Sur la nationale 24 qui relie Alger à Boumerdès, une fourgonnette est arrêtée à un barrage de contrôle aux environs de HRAOUA. Vérification du coffre par les gendarmes, pendant que les trois jeunes occupants, presque des gamins, doivent lever les bras en l’air. «Ils transportent sans permission des bienfaits pour les sinistrés », explique l’un des gendarmes a son chef « Or les particuliers ne sont plus autorisés à donner,  seul l’Etat en a le droit de le faire» D’un des ballots apparaissent des vêtements et des paquets de biscuits. Confisqués. Un petit groupe d’automobilistes donne à un des jeunes le courage de protester : «C’est quoi ce pays où aider est crime ?» Permis de conduire saisi. «La prochaine fois, on prend aussi la camionnette.» L’un des jeunes marmonne «Dès qu’on s’organise nous-mêmes, ils deviennent enragés ( les autorités, ndlr.»

A ZEMMOURI, le courbet de ces « indignes » français qui nous ont laissés tel des orphelins qui n’ont personne pour les protéger, les sacs de vêtements offerts par des concitoyens forment un tas carbonisé. Le colonel, un certain Bouchakour, qui s’était proclamé «bouclier contre l’anarchie» dans la zone, les a brûlés. Il s’est déclaré Dieu sur terre. Nul n’avait le droit de le regarder dans les yeux. Il ne sait que donner des ordres et insulter…. les femmes !!  

Les  « Bouteflikistes » du milieu  politique et administratif se sont bagarrés pour placer leurs hommes à la direction des ghettos. « Sauf Bouteflika, il  ne faut en aucune façon que l’un ou l’autre tire profit de la situation», s’exclame un responsable du ministère de l’Intérieur. Le président Bouteflika, fidèle à la politique algérienne, obtempère en nommant les siens et les  leurs dans les préfectures et les mairies, il délègue même les petits fonctionnaires. Ceux qui acceptent de travailler pour le même objectif et les mêmes intérêts, notamment la fraude électorale.

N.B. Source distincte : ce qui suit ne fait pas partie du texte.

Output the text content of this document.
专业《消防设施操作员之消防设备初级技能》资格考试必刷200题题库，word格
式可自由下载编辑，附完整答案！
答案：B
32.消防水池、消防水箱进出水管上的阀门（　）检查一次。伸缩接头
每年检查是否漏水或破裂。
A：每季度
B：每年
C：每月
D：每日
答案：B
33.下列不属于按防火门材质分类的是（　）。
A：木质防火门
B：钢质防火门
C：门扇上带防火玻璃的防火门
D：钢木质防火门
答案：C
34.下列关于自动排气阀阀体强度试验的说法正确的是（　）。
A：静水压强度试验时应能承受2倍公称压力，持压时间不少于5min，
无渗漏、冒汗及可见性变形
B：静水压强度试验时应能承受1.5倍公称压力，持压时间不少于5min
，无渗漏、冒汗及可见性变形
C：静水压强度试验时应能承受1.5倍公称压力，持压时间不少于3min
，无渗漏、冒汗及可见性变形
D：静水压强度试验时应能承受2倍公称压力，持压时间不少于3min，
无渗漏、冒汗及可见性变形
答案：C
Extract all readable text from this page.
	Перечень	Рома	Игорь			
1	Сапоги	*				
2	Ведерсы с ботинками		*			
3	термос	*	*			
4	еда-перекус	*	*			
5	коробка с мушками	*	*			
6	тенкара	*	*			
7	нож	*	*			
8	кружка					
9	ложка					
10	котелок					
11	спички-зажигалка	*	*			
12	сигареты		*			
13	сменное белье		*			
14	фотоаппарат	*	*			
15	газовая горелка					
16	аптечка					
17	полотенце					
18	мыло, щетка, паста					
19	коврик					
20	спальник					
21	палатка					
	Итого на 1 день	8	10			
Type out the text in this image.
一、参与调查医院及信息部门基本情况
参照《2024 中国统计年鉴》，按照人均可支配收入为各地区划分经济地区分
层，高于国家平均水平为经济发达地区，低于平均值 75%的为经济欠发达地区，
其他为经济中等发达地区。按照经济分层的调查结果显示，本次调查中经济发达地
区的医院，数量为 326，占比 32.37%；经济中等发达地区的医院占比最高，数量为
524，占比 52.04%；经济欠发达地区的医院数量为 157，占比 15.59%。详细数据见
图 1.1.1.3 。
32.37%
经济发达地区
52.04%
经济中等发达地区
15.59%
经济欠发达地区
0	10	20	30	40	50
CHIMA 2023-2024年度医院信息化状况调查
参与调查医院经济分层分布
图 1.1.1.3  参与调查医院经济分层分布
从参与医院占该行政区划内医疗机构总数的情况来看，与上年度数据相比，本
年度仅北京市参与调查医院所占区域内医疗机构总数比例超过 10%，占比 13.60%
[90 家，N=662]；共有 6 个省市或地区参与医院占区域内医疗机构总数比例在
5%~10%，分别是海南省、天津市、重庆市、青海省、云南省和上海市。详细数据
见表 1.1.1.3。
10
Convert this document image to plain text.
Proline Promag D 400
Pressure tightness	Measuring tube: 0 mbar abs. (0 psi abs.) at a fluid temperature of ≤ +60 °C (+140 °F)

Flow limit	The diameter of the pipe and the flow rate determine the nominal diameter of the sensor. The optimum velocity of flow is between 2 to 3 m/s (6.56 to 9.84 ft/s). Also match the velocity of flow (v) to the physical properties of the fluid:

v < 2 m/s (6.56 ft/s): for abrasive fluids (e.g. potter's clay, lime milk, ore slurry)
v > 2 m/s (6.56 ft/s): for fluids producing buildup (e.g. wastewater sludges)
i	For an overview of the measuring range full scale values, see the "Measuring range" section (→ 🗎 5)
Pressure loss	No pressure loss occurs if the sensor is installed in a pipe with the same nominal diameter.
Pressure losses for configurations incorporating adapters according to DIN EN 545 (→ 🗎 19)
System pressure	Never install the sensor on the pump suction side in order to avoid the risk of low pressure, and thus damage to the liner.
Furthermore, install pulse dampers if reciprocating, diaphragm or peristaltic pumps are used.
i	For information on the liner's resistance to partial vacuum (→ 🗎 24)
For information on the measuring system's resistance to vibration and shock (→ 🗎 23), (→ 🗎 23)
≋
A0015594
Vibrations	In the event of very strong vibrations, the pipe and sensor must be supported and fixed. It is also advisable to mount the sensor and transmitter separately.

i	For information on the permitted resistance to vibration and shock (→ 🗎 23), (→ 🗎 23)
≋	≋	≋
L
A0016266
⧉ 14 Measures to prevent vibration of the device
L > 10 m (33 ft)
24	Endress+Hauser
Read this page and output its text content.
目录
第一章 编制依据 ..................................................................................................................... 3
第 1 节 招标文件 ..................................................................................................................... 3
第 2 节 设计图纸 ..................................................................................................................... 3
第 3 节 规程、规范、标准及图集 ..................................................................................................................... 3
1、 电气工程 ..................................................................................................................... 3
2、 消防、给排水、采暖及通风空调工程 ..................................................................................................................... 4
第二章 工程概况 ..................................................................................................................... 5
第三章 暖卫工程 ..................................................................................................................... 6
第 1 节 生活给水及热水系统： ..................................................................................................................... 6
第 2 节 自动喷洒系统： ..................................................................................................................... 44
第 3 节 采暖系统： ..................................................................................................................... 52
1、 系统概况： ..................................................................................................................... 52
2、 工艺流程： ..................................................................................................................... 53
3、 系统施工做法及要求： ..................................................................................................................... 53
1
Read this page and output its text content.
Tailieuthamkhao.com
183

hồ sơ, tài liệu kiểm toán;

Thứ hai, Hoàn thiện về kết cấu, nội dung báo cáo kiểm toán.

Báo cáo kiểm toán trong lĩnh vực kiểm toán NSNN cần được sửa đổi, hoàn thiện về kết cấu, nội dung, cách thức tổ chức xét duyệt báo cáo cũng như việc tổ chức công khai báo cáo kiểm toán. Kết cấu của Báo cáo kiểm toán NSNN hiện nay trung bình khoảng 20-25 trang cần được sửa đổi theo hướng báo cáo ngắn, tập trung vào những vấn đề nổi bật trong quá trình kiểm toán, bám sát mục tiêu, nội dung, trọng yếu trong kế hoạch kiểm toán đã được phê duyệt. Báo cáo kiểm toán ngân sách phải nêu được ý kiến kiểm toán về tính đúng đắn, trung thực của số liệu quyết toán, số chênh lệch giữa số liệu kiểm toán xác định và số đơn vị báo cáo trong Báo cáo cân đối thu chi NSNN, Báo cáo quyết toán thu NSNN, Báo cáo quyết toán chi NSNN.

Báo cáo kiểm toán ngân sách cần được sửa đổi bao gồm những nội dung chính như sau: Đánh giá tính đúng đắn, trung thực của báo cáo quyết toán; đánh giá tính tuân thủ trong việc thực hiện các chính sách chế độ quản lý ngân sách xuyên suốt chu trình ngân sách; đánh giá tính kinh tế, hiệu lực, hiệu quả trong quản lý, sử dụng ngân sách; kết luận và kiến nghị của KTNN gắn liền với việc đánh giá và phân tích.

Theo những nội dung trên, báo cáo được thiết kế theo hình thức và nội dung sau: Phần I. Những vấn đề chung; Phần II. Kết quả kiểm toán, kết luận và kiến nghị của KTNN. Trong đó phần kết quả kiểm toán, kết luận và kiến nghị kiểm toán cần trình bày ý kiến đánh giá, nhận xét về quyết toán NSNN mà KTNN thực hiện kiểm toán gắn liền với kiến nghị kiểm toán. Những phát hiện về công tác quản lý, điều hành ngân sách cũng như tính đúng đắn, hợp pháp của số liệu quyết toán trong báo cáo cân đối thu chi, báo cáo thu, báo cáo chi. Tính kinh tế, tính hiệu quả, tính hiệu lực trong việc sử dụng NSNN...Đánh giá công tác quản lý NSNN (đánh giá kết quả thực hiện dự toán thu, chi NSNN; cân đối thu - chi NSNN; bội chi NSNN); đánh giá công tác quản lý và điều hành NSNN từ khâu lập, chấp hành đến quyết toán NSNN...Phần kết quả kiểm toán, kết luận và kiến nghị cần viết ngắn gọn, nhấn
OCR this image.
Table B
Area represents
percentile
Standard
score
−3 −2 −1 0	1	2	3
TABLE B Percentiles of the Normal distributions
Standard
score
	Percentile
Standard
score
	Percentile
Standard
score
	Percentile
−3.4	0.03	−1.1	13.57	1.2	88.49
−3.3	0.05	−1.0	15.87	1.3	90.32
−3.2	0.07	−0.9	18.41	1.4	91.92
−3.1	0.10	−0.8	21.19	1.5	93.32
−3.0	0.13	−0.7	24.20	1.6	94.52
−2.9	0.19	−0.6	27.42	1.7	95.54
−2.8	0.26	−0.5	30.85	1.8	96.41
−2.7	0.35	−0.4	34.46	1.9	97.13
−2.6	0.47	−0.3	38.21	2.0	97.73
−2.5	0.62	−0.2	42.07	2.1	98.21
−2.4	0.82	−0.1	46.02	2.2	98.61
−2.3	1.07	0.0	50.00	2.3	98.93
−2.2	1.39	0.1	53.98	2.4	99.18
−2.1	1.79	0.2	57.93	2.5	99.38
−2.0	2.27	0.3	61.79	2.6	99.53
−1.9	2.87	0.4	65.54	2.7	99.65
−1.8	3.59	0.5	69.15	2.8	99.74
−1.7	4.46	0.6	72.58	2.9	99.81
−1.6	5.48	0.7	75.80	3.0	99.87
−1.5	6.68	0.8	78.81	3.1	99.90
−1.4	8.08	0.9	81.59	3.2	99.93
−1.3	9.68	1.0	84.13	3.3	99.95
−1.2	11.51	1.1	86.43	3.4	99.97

A l’entrée de BOUMERDES, Hocine s’arrête devant la tente de l’administrateur. Il nargue : «Qui dirige ici ?» Autour, on trépigne : «L’UNJA.» C’est l’union nationale de la jeunesse algérienne, affiliée au FLN et au RND : L’administrateur est aussi du même clan ! Ce dernier « accepte les quotas de nourriture établis par le gouvernement et ne fait rien » tonne  Mokhtar. « Heureusement, je me fais passer pour un  militaire, et grâce à ça, je me permet d’arracher davantage pour moi et mes amis ».                  

Où sont passés les  dons ?                                                                                                       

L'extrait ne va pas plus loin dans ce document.